JPMorgan’s regional strategist Chatterji forecasts a gradual rebound in M&A activity across the Asia-Pacific region, with deal volumes expected to rise 12% year-on-year in 2026. The outlook hinges on stabilization of interest rates and improved corporate balance sheets.
- M&A deal volume in APAC projected to grow 12% YoY in 2026
- Total deal value expected to reach $1.4 trillion in 2026
- Technology sector accounts for 41% of deal value, up from 34% in 2024
- Net debt-to-EBITDA ratio across top 500 APAC firms fell to 2.8x in Q4 2025
- India and Southeast Asia leading domestic consolidation trends
- Equity indices in Hong Kong, Tokyo, and Sydney up 9.3% YTD
JPMorgan’s Chatterji has issued a cautiously optimistic outlook for merger and acquisition activity across the Asia-Pacific region, projecting a 12% increase in transaction volume during 2026 compared to 2025 levels. This uptick follows two years of subdued dealmaking driven by elevated financing costs and geopolitical headwinds, particularly in China and Japan.

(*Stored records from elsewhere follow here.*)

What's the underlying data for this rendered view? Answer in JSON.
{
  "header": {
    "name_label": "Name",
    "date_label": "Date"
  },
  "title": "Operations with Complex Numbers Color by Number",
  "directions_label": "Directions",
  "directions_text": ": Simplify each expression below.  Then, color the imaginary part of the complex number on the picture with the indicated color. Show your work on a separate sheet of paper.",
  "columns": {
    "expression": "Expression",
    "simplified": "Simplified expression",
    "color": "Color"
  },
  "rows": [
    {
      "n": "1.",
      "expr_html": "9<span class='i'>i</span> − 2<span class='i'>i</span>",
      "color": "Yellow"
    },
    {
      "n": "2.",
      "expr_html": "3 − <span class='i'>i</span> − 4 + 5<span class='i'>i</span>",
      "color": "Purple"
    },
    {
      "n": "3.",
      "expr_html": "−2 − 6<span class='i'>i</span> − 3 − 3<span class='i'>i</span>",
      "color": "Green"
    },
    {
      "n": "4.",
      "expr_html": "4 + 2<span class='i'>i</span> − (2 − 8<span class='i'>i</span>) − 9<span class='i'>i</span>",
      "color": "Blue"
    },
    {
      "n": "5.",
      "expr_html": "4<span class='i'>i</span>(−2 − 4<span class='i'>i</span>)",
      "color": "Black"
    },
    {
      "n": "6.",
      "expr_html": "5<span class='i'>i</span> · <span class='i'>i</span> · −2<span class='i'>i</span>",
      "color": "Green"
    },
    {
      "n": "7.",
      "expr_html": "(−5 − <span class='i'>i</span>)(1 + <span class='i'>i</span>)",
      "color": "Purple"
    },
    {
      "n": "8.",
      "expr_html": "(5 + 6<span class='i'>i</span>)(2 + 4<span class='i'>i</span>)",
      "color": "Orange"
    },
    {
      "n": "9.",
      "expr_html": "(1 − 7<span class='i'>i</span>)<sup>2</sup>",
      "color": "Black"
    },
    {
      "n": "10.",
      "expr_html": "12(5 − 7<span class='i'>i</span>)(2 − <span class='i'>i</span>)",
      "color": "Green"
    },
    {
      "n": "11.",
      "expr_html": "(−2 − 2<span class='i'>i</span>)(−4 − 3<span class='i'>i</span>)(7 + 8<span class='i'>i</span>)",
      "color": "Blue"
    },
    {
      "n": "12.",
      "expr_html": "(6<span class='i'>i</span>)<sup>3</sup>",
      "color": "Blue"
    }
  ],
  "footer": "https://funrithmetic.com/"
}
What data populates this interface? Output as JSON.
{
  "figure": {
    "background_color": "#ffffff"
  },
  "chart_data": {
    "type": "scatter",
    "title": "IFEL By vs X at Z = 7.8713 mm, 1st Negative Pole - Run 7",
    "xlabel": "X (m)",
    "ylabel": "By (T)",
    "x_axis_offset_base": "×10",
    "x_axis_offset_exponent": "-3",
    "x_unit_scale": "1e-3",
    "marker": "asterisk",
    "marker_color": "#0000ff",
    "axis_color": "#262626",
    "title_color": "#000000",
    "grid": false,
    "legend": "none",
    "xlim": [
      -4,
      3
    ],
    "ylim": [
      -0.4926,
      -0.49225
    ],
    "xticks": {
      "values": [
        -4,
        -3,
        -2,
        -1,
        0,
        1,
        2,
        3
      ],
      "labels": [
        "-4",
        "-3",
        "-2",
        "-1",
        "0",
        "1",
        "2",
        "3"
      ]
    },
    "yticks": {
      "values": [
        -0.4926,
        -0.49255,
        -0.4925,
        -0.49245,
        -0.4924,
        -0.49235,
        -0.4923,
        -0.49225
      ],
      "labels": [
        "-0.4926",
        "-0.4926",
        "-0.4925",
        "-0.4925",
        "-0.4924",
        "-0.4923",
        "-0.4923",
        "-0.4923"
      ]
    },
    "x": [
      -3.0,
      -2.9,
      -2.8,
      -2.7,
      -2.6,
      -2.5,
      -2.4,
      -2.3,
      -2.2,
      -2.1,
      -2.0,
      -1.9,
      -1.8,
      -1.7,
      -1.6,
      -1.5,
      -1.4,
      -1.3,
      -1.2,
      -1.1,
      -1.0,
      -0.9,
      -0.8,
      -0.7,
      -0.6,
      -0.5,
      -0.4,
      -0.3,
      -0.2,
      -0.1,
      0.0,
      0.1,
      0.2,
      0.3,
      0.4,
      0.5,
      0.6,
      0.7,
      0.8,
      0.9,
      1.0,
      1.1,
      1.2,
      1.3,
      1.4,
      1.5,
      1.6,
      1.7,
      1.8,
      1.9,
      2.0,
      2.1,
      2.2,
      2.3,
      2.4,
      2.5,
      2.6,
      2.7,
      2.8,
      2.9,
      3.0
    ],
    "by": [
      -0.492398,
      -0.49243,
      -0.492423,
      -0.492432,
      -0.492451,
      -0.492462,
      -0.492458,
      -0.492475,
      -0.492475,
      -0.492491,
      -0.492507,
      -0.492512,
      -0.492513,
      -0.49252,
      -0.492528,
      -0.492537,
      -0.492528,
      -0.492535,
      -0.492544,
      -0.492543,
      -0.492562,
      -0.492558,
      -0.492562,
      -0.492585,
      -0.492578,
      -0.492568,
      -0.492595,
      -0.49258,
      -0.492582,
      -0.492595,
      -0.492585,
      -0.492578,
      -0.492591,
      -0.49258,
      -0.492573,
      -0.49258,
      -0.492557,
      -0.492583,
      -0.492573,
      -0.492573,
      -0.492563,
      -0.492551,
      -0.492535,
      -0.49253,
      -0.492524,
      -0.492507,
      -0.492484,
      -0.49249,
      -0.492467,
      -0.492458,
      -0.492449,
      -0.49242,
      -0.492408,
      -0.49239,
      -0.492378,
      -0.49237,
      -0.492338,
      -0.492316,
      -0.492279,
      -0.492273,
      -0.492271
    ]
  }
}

While cross-border deals remain constrained, domestic consolidations in sectors like technology and healthcare are gaining momentum. The forecast is anchored in recent improvements in corporate profitability and reduced leverage among mid-cap firms. According to internal JPMorgan analytics, net debt-to-EBITDA ratios declined to 2.8x across the region’s top 500 listed companies in Q4 2025, down from 3.6x in early 2023. This structural improvement supports increased confidence in strategic transactions, especially in India and Southeast Asia where regulatory environments have stabilized. Deal values are projected to reach $1.4 trillion in 2026, with technology-driven acquisitions accounting for 41% of total value—up from 34% in 2024. Notable potential transactions include a possible consolidation in India's semiconductor ecosystem and an anticipated bid for a major Japanese logistics firm by a Singapore-based investor group. These developments reflect growing appetite for high-growth, asset-light business models. Market participants, including private equity firms and sovereign wealth funds, are adjusting their capital deployment strategies accordingly. Equity markets in Hong Kong, Tokyo, and Sydney have already shown early signs of recovery, with MSCI Asia Pacific Index up 9.3% year-to-date. However, volatility remains elevated due to ongoing central bank policy divergence, particularly between the U.S. Federal Reserve and Bank of Japan.